Les tenants et aboutissants de ce parc d’attractions sont purement mercantiles. Il ne s’agit en aucun cas d’une manière de rendre hommage à ceux qui ont été blessés dans leur âme, dans leur chair ou ont donné leur vie pour libérer notre pays de la barbarie nazie. Transmettre aux générations futures et se souvenir, ce n’est certainement pas tourner la guerre en spectacle et renvoyer une image fantasmée de celle-ci à qui ne l’a jamais faite. Ce n’est pas attirer les foules avec des manèges ni vendre des glaces dans les allées d’un village normand faussement semblable à celui qu’il aurait pu être dans les années 1940. C’est encore moins porter atteinte à la mémoire de ceux qui ont payé le prix du sang.

Monsieur Morin, vous qui avez été ministre de la Défense et arguiez il y a quelques années avoir été élevé « avec les croix blanches des soldats canadiens et américains dans les cimetières et [celles] des enfants morts pour notre liberté », comment pouvez-vous encourager une telle intention ?

Les vestiges de ce 6 juin 1944 – jour où les forces alliées ainsi que les 177 bérets verts du commandant Kieffer ont débarqué sur les plages de Normandie pour libérer notre pays – sont encore bien présents aujourd’hui : mur de l’Atlantique, Pont de Bénouville, Sword Beach, restes d’éclats d’obus et de vieilles munitions… Chaque village normand porte les marques indélébiles du Débarquement et de la bataille de Normandie qui ont coûté la vie à plus de 260 000 civils et militaires, français ou étrangers. Cette page douloureuse de notre histoire ne saurait servir de prétexte à un tourisme de masse indécent qui viendrait d’ailleurs porter préjudice aux véritables sites historiques et aux nombreux musées recensés dans la région.

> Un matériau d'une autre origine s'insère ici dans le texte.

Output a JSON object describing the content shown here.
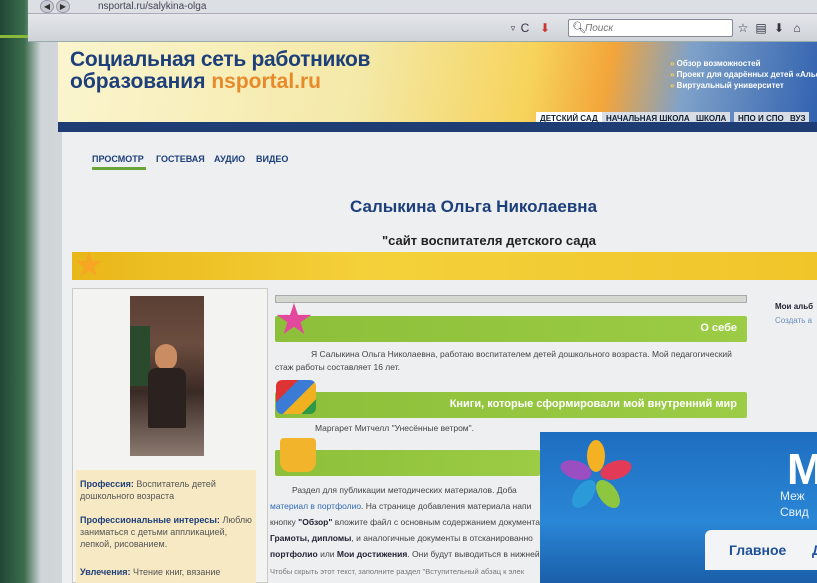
{
  "browser": {
    "url": "nsportal.ru/salykina-olga",
    "search_placeholder": "Поиск",
    "back_label": "◀",
    "forward_label": "▶",
    "reload_label": "C"
  },
  "site": {
    "logo_line1": "Социальная сеть работников",
    "logo_line2_prefix": "образования ",
    "logo_brand": "nsportal.ru",
    "header_links": [
      "Обзор возможностей",
      "Проект для одарённых детей «Альф",
      "Виртуальный университет"
    ],
    "nav_tabs": [
      "ДЕТСКИЙ САД",
      "НАЧАЛЬНАЯ ШКОЛА",
      "ШКОЛА",
      "НПО И СПО",
      "ВУЗ"
    ]
  },
  "page": {
    "tabs": [
      "ПРОСМОТР",
      "ГОСТЕВАЯ",
      "АУДИО",
      "ВИДЕО"
    ],
    "name": "Салыкина Ольга Николаевна",
    "subtitle": "\"сайт воспитателя детского сада"
  },
  "profile": {
    "profession_label": "Профессия:",
    "profession_value": "Воспитатель детей дошкольного возраста",
    "interests_label": "Профессиональные интересы:",
    "interests_value": "Люблю заниматься с детьми аппликацией, лепкой, рисованием.",
    "hobbies_label": "Увлечения:",
    "hobbies_value": "Чтение книг, вязание"
  },
  "sections": {
    "about_title": "О себе",
    "about_text": "Я Салыкина Ольга Николаевна, работаю воспитателем детей дошкольного возраста. Мой педагогический стаж работы составляет 16 лет.",
    "books_title": "Книги, которые сформировали мой внутренний мир",
    "books_text": "Маргарет Митчелл \"Унесённые ветром\".",
    "pub_text_1": "Раздел для публикации методических материалов. Доба",
    "pub_link": "материал в портфолио",
    "pub_text_2": ". На странице добавления материала напи",
    "pub_text_3": "кнопку ",
    "pub_obzor": "\"Обзор\"",
    "pub_text_4": " вложите файл с основным содержанием документа",
    "pub_text_5": "Грамоты, дипломы",
    "pub_text_6": ", и аналогичные документы в отсканированно",
    "pub_text_7": "портфолио",
    "pub_text_8": " или ",
    "pub_text_9": "Мои достижения",
    "pub_text_10": ". Они будут выводиться в нижней ч",
    "pub_text_11": "Чтобы скрыть этот текст, заполните раздел \"Вступительный абзац к элек"
  },
  "right_edge": {
    "title": "Мои альб",
    "link": "Создать а"
  },
  "overlay": {
    "big_letter": "М",
    "sub_line1": "Меж",
    "sub_line2": "Свид",
    "nav_main": "Главное",
    "nav_next": "Д"
  },
  "colors": {
    "brand_blue": "#1d3f7a",
    "accent_orange": "#e8892a",
    "green_bar": "#9ccc45",
    "yellow_band": "#f4d13a"
  }
}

Le devoir de mémoire, ce n’est pas sombrer dans le sensationnel, la mise en scène, le divertissement et le consumérisme. C’est tirer les leçons du passé, faire preuve de pédagogie et témoigner des valeurs portées et des actions menées par ceux qui se sont battus avec courage et sens du devoir pour notre liberté ; cela dans le plus grand respect et avec une profonde humilité.